You introduce the acronym Artificial Intelligence (AI) and Natural Language Processing (NLP) capitalizing the first letters. But for natural language generation (NLG) you don't. Please uniform it. Define AI before using it.

"...The models evaluated for Subtask B are RoBERTa..., a model based..." -> "...subtask B is RoBERTa..."

"...number of times different punctuation marks..." -> "...number of times that different..."

"...treat PAN corpora..." -> When did you reference this PAN corpora?

"...we have extracted the confusion matrix of our model on the test set..." -> please rephrase.

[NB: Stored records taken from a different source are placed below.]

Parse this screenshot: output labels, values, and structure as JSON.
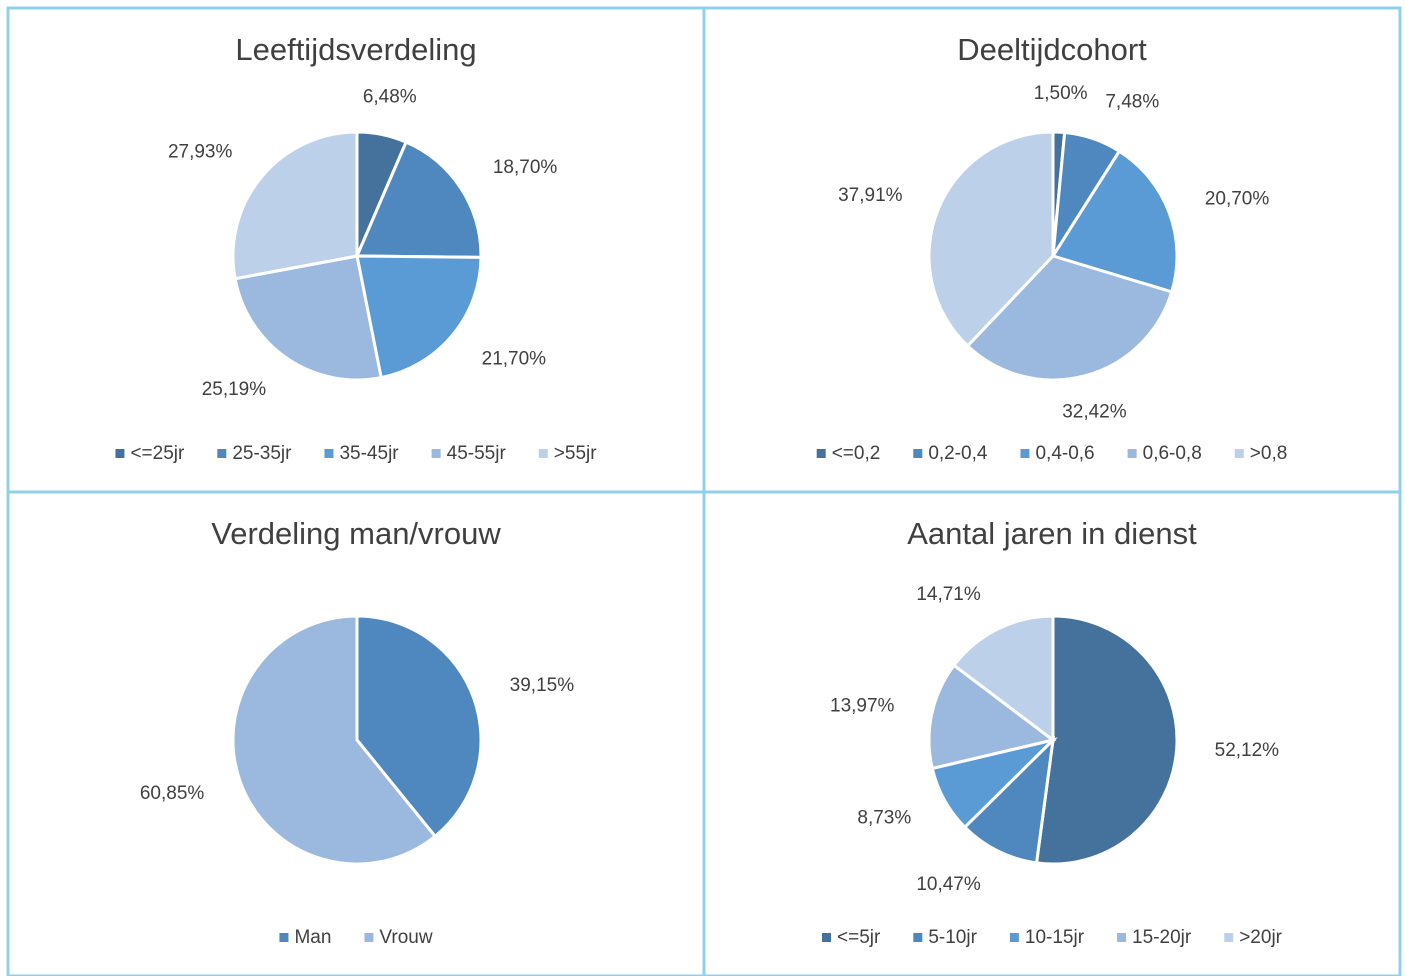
{
  "chart_data": [
    {
      "type": "pie",
      "title": "Leeftijdsverdeling",
      "categories": [
        "<=25jr",
        "25-35jr",
        "35-45jr",
        "45-55jr",
        ">55jr"
      ],
      "values": [
        6.48,
        18.7,
        21.7,
        25.19,
        27.93
      ],
      "value_labels": [
        "6,48%",
        "18,70%",
        "21,70%",
        "25,19%",
        "27,93%"
      ],
      "colors": [
        "#44729d",
        "#4e88bf",
        "#5b9bd5",
        "#9bb9de",
        "#bdd0ea"
      ],
      "legend": "bottom"
    },
    {
      "type": "pie",
      "title": "Deeltijdcohort",
      "categories": [
        "<=0,2",
        "0,2-0,4",
        "0,4-0,6",
        "0,6-0,8",
        ">0,8"
      ],
      "values": [
        1.5,
        7.48,
        20.7,
        32.42,
        37.91
      ],
      "value_labels": [
        "1,50%",
        "7,48%",
        "20,70%",
        "32,42%",
        "37,91%"
      ],
      "colors": [
        "#44729d",
        "#4e88bf",
        "#5b9bd5",
        "#9bb9de",
        "#bdd0ea"
      ],
      "legend": "bottom"
    },
    {
      "type": "pie",
      "title": "Verdeling man/vrouw",
      "categories": [
        "Man",
        "Vrouw"
      ],
      "values": [
        39.15,
        60.85
      ],
      "value_labels": [
        "39,15%",
        "60,85%"
      ],
      "colors": [
        "#4e88bf",
        "#9bb9de"
      ],
      "legend": "bottom"
    },
    {
      "type": "pie",
      "title": "Aantal jaren in dienst",
      "categories": [
        "<=5jr",
        "5-10jr",
        "10-15jr",
        "15-20jr",
        ">20jr"
      ],
      "values": [
        52.12,
        10.47,
        8.73,
        13.97,
        14.71
      ],
      "value_labels": [
        "52,12%",
        "10,47%",
        "8,73%",
        "13,97%",
        "14,71%"
      ],
      "colors": [
        "#44729d",
        "#4e88bf",
        "#5b9bd5",
        "#9bb9de",
        "#bdd0ea"
      ],
      "legend": "bottom"
    }
  ]
}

"We can see that our model predicts the texts generated by Bloomz, Dolly, ChatGPT and Davinci very well,..." -> very well? so a system with 95% accuracy is very very very well? Or just very very well? Please just report numbers and facts. Do not forget that you are writing a scientific paper.

REVIEWER #2

Needs minor revisions for camera ready submission. Other notes

- it's mentioned that your approach is multimodal. In the literature, modality usually refers to text, image, or audio modalities. 
- No need to outline that AI is short for Artificial Intelligence or that NLP is short for Natural Language Processing. Same applies to LLMs. This paper is to be published in an NLP conference, and the audience knows these abbreviations.
- No need to explain how RoBERTa was pretrained
- The tokenizer does not generate embeddings as mentioned in the paper. Rather, it tokenizes the text and creates a vector of token indices.
- The system description does not make sense. It claims that syntax features and token indices are concatenated, fed into BERT and RoBERTa, then fine-tuned. I think what was actually done is that the embeddings extracted from the transformers, NOT the tokenizer, are concatenated with the syntax features then fine-tuned. 
- The paper does not cite the shared-task paper.


The paper needs revision especially the last two notes
How do you know that the syntactical features were actually useful? It would be helpful to see ablation results.


REVIEWER #3
Appropriateness
Paper fits in the event and describes a submission with a good score.

Clarity
The writing is of good quality and understandable for most readers. Minor gripe: Results section first paragraph says the accuracy is 15.5% higher than the first, which should be lower.

Originality / Innovativeness
No groundbreaking or innovative techniques used. Using stylometric features along with embeddings/RoBERTa model is a good technique though. It would have been great if the authors explored more techniques or innovations to the model.

Soundness / Correctness
Whatever is chosen is done well. However, many other models could have been tried and tested. There is no discussion about hyperparameter tuning for the model selected. The concatenation of numerical features and embeddings remains unexplored deeply.

Meaningful Comparison
The references are adequate for the work done.

Thoroughness
Absolutely not thorough. Only one model is mentioned, and tested (according to the paper). No talk about hyperparameter tuning. The experiments mentioned are limited to the final configuration. Would have loved to see more discussion about the results, especially on why the misclassification occurs for Dolly/Cohere/DaVinci. 

One alternative could have been testing an ensemble with two models: numerical features and embeddings as separate trained models. 


Impact of Ideas or Results
Concatenating numerical features and embeddings is moderately interesting but remains a minor incremental improvement. 

Recommendation
I would recommend the paper primarily for the feature design, but am conflicted because it remains a work in progress and is not thorough in its exploration.